Fifteen times thicker than New York style, and twenty times Neapolitan, Chicago deep-dish stuffed-crust made me understand why pizzas are called pies. We tried two different places; the famous Giordano’s, and Exchequer. Giordano’s took longer to bake, nearly an hour, but it was worth it. Each slice was more of a cohesive unit, the cheese not slidding off as much as the slice from the Exchequer, which required the assistance of a fork. I don’t think stuffed crust was the right name for either of them. Both pizzas were really a thin crust, covered in an inch and a half of sauce, cheese, and pepperoni, sealed in with another layer of crust, then topped with more sauce and cheese. They were by far the heaviest things I’d ever eaten in my life, with not an air pocket or light ingredient to be found.
Although both were good, Giordano’s was undeniably better, living up to and surpassing its reputation. I’ve decided that Chicago pizza is the equal of New York style, just very different. All pizzas styles are created equal, but all pizzas are not, as the horrid pizza I was forced to consume in South Dakota showed me. Seriously, it was so bad, we didn’t even take back the leftovers to eat for breakfast.
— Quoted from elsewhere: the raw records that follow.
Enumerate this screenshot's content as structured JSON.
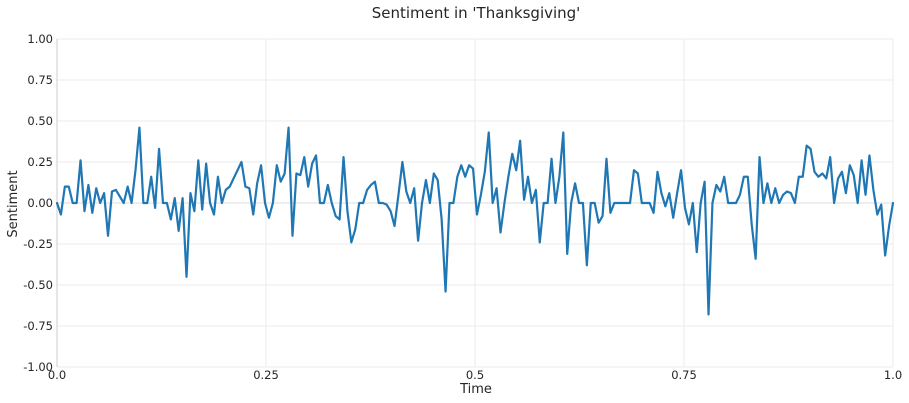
{
  "chart_data": {
    "type": "line",
    "title": "Sentiment in 'Thanksgiving'",
    "xlabel": "Time",
    "ylabel": "Sentiment",
    "xlim": [
      0.0,
      1.0
    ],
    "ylim": [
      -1.0,
      1.0
    ],
    "x_ticks": [
      "0.0",
      "0.25",
      "0.5",
      "0.75",
      "1.0"
    ],
    "y_ticks": [
      "-1.00",
      "-0.75",
      "-0.50",
      "-0.25",
      "0.00",
      "0.25",
      "0.50",
      "0.75",
      "1.00"
    ],
    "grid": true,
    "zero_line": true,
    "line_color": "#1f77b4",
    "series": [
      {
        "values": [
          0.0,
          -0.07,
          0.1,
          0.1,
          0.0,
          0.0,
          0.26,
          -0.05,
          0.11,
          -0.06,
          0.09,
          0.0,
          0.06,
          -0.2,
          0.07,
          0.08,
          0.04,
          0.0,
          0.1,
          0.0,
          0.2,
          0.46,
          0.0,
          0.0,
          0.16,
          -0.03,
          0.33,
          0.0,
          0.0,
          -0.1,
          0.03,
          -0.17,
          0.03,
          -0.45,
          0.06,
          -0.05,
          0.26,
          -0.04,
          0.24,
          0.0,
          -0.07,
          0.16,
          0.0,
          0.08,
          0.1,
          0.15,
          0.2,
          0.25,
          0.1,
          0.09,
          -0.07,
          0.12,
          0.23,
          0.0,
          -0.09,
          0.0,
          0.23,
          0.13,
          0.18,
          0.46,
          -0.2,
          0.18,
          0.17,
          0.28,
          0.1,
          0.24,
          0.29,
          0.0,
          0.0,
          0.11,
          0.0,
          -0.08,
          -0.1,
          0.28,
          -0.05,
          -0.24,
          -0.16,
          0.0,
          0.0,
          0.08,
          0.11,
          0.13,
          0.0,
          0.0,
          -0.01,
          -0.05,
          -0.14,
          0.05,
          0.25,
          0.07,
          0.0,
          0.09,
          -0.23,
          0.0,
          0.14,
          0.0,
          0.18,
          0.14,
          -0.1,
          -0.54,
          0.0,
          0.0,
          0.16,
          0.23,
          0.16,
          0.23,
          0.21,
          -0.07,
          0.05,
          0.19,
          0.43,
          0.0,
          0.09,
          -0.18,
          0.0,
          0.16,
          0.3,
          0.2,
          0.38,
          0.02,
          0.16,
          0.0,
          0.08,
          -0.24,
          0.0,
          0.0,
          0.27,
          0.0,
          0.16,
          0.43,
          -0.31,
          0.0,
          0.12,
          0.0,
          0.0,
          -0.38,
          0.0,
          0.0,
          -0.12,
          -0.08,
          0.27,
          -0.06,
          0.0,
          0.0,
          0.0,
          0.0,
          0.0,
          0.2,
          0.18,
          0.0,
          0.0,
          0.0,
          -0.06,
          0.19,
          0.06,
          -0.02,
          0.06,
          -0.09,
          0.06,
          0.2,
          -0.03,
          -0.13,
          0.0,
          -0.3,
          0.0,
          0.13,
          -0.68,
          0.0,
          0.11,
          0.07,
          0.16,
          0.0,
          0.0,
          0.0,
          0.05,
          0.16,
          0.16,
          -0.13,
          -0.34,
          0.28,
          0.0,
          0.12,
          0.0,
          0.09,
          0.0,
          0.05,
          0.07,
          0.06,
          0.0,
          0.16,
          0.16,
          0.35,
          0.33,
          0.19,
          0.16,
          0.18,
          0.15,
          0.28,
          0.0,
          0.15,
          0.19,
          0.06,
          0.23,
          0.17,
          0.0,
          0.26,
          0.05,
          0.29,
          0.08,
          -0.07,
          -0.01,
          -0.32,
          -0.14,
          0.0
        ]
      }
    ]
  }
}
Additional Note on Breakfast Pizza
I’ve decided that New York pizza and bad replicas of it should have their leftovers be eaten cold the next morning, and Chicago and Neapolitan should be reheated. For Neapolitan, use a toaster oven, and for Chicago, heat in a microwave until the inside is the temperature you want, then finish off in a toaster oven to restore the crispiness of the crust. Or if you’re really patient, which I am most certainly not in the mornings, simply heat it in an oven until it reaches the desired temperature.